A Cyclopaedia of Female Biography/Adelais

From Wikisource
Jump to navigation Jump to search


Of Louvain, second queen of Henry the First of England, was the eldest daughter of Godfrey, Duke of Brabant, and Ida, Countess of Neimur. Her designation among the troubadours was "The Fair Maid of Brabant," and her reputation for beauty and accomplishments, was spread widely throughout Europe; a standard wrought by her hand of silk and gold for her father's army, was captured by the Bishop of Leige and Count of Lunberg, and deposited in the cathedral of St. Lambert, at Leige, whence it was taken once a year to be carried in triumphal procession through the streets of the city. Her marriage with King Henry took place at Windsor, on the 24th. of January, 1121, she being then but eighteen years of age In the English court, she took no part in political affairs, but was the great patroness of literature, in its then representatives, the minstrels or troubadours.
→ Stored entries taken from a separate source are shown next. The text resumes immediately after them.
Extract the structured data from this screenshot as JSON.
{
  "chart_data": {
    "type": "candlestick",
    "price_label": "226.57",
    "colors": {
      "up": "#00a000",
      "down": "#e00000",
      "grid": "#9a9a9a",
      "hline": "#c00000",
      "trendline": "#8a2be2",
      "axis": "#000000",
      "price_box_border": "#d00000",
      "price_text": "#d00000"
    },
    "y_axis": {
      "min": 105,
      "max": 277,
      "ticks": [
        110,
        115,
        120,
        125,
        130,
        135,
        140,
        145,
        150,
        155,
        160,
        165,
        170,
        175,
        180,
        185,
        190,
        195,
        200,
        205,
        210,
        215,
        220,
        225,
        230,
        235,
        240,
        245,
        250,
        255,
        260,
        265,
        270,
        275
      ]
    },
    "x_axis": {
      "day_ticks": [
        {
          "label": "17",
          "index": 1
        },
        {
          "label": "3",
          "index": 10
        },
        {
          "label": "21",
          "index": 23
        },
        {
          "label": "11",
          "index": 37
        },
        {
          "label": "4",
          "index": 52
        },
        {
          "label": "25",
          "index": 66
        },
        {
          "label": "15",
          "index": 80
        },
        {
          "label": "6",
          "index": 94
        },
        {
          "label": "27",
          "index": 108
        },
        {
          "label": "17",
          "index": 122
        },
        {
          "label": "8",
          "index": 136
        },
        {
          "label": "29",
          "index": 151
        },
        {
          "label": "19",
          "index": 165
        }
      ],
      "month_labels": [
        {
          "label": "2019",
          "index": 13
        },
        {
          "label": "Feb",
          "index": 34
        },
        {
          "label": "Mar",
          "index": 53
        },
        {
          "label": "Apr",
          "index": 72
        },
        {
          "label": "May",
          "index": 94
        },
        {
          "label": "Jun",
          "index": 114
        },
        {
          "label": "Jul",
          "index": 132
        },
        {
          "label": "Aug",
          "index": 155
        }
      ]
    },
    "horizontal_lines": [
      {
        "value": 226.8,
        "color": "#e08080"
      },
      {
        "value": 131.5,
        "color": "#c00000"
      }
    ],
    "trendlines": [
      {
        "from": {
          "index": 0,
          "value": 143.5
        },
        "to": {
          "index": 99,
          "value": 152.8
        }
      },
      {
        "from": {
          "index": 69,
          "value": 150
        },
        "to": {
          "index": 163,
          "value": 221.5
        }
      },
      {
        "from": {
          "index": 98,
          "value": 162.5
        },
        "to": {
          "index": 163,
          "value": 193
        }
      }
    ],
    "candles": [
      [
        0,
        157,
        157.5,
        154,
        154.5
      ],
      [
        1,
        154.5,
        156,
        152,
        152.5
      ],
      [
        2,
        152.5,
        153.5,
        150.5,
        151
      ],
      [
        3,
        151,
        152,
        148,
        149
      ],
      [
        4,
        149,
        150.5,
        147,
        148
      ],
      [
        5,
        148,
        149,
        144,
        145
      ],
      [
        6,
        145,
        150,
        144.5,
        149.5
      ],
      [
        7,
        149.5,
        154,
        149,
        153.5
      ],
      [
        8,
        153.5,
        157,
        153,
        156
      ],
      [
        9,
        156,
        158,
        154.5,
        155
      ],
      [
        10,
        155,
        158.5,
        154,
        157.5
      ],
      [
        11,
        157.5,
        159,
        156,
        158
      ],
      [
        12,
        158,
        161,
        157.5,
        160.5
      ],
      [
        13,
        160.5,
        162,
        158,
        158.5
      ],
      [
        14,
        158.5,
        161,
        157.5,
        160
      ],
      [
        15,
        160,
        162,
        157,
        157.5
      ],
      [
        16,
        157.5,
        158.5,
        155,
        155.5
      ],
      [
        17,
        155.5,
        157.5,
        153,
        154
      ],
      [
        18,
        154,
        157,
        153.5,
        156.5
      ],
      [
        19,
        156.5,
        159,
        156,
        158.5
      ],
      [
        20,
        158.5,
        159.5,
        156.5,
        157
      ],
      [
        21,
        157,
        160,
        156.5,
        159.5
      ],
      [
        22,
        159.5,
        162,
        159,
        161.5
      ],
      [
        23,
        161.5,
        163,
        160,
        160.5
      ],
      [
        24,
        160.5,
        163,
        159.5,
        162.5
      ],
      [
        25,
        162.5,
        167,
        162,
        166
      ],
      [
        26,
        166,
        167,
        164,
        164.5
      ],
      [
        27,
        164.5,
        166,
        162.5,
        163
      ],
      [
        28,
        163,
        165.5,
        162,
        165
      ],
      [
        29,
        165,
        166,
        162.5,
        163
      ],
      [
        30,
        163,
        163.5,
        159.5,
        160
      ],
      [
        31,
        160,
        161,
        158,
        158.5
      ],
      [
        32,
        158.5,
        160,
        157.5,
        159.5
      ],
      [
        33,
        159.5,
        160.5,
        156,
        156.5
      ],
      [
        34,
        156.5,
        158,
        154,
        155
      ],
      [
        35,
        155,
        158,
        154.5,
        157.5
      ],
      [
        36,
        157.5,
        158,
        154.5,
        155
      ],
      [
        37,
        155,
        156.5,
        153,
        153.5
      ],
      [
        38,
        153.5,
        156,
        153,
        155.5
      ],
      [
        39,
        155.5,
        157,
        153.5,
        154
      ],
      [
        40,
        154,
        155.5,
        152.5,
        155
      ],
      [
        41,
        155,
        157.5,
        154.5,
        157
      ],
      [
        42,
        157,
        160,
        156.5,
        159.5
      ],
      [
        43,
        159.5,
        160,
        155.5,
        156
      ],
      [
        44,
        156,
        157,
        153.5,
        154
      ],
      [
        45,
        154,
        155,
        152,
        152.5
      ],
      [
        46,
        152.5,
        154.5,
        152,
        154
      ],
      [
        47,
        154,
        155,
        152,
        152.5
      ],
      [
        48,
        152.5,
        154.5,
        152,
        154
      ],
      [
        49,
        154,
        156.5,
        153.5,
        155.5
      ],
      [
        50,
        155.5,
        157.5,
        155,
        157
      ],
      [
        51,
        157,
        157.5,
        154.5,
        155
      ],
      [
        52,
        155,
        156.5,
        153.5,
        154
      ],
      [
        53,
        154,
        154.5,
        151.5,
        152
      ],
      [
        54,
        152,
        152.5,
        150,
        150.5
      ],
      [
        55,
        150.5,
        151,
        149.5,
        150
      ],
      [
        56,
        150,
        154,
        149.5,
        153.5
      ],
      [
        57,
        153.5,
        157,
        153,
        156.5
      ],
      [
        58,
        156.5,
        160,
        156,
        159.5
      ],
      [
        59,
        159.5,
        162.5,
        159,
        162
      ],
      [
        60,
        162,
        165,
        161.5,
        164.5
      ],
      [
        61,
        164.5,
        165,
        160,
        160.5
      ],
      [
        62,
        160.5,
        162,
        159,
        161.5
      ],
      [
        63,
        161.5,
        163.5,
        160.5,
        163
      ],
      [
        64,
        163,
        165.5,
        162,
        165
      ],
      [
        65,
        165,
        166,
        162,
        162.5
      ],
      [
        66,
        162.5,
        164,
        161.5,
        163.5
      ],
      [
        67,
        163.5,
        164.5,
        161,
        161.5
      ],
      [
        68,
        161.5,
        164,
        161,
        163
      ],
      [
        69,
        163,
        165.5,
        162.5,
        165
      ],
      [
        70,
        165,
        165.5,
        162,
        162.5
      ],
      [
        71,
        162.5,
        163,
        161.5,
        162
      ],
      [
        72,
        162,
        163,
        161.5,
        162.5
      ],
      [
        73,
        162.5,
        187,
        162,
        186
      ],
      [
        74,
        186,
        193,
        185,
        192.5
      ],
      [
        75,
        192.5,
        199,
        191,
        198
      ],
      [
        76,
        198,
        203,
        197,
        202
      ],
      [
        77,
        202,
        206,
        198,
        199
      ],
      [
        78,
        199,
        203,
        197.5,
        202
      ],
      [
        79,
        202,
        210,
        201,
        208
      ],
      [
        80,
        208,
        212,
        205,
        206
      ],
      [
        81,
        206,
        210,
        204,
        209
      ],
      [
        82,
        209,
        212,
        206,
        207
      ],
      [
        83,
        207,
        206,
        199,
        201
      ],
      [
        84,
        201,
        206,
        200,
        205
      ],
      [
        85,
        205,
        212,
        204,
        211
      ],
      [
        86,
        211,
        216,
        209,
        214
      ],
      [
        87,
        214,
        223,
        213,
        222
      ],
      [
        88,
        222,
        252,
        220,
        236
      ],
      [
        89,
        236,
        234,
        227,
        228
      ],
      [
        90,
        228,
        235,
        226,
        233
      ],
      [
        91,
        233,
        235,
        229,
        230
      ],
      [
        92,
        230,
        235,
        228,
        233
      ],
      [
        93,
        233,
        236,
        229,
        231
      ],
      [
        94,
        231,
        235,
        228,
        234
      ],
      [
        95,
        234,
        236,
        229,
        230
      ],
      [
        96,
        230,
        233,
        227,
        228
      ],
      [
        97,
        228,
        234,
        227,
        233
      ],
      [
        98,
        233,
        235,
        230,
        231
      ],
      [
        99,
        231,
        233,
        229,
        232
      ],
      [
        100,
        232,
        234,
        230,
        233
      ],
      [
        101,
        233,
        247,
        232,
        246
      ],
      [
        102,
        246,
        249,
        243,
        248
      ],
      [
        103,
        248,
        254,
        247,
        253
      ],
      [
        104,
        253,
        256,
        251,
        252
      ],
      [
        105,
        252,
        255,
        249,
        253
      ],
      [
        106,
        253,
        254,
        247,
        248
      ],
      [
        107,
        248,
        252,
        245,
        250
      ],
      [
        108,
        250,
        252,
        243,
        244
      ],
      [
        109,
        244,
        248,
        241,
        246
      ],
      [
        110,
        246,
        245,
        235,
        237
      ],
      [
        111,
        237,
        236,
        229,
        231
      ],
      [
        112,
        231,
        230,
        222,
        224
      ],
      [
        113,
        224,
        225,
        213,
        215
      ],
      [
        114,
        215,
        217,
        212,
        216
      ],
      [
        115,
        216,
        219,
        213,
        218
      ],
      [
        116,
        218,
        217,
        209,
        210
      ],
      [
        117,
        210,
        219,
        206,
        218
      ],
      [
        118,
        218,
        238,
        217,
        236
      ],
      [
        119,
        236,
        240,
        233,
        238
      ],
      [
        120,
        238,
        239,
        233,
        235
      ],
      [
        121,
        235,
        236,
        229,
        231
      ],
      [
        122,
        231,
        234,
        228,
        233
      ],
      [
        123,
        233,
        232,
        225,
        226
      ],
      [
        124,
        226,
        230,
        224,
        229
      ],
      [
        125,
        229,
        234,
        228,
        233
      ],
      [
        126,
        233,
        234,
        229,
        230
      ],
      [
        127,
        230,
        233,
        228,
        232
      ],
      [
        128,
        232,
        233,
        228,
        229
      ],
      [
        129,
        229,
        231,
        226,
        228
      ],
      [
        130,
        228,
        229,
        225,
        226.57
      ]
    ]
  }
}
In 1135, King Henry died, and after three years of widowhood, during which she founded several religious endowments, she married the famous nobleman William de Albini, called "of the strong arm," by whom she had seven children. She died in 1151. From her is descended the noble family of Howard, still possessors of Arundel Castle, in Sussex, which was part of the portion which she received on her marriage with the English King.